Supporting Our AI Overlords: Redesigning Data Systems to be Agent-First
Shu Liu, Soujanya Ponnapalli, Shreya Shankar, Sepanta Zeighami, Alan Zhu, Shubham Agarwal, Ruiqi Chen, Samion Suwito, Shuo Yuan, Ion Stoica, Matei Zaharia, Alvin Cheung, Natacha Crooks, Joseph E. Gonzalez, Aditya G. Parameswaran
TL;DR
The paper argues that future data systems must be redesigned to natively support agentic workloads driven by LLM agents. It introduces an agent-first architecture with probes, an in-database interpreter, a probe optimizer, and an agentic memory store to enable high-throughput exploration, grounding, and branching. Case studies show that agentic speculation can improve accuracy and reduce effort through redundancy sharing and grounding hints.
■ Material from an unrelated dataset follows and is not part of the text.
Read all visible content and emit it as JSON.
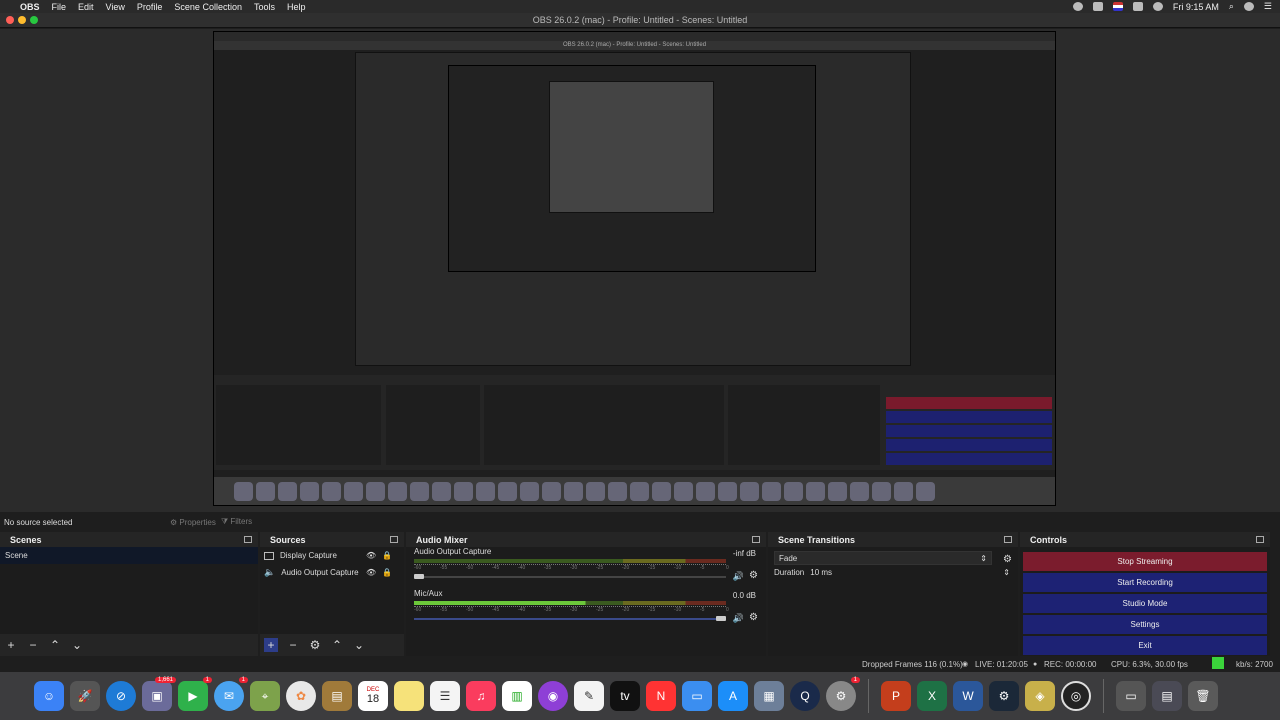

The work outlines challenges and opportunities in interface design, query processing, and storage, charting a path toward scalable, steerable data systems for AI-powered decision making.
Abstract
Large Language Model (LLM) agents, acting on their users' behalf to manipulate and analyze data, are likely to become the dominant workload for data systems in the future. When working with data, agents employ a high-throughput process of exploration and solution formulation for the given task, one we call agentic speculation. The sheer volume and inefficiencies of agentic speculation can pose challenges for present-day data systems. We argue that data systems need to adapt to more natively support agentic workloads. We take advantage of the characteristics of agentic speculation that we identify, i.e., scale, heterogeneity, redundancy, and steerability - to outline a number of new research opportunities for a new agent-first data systems architecture, ranging from new query interfaces, to new query processing techniques, to new agentic memory stores.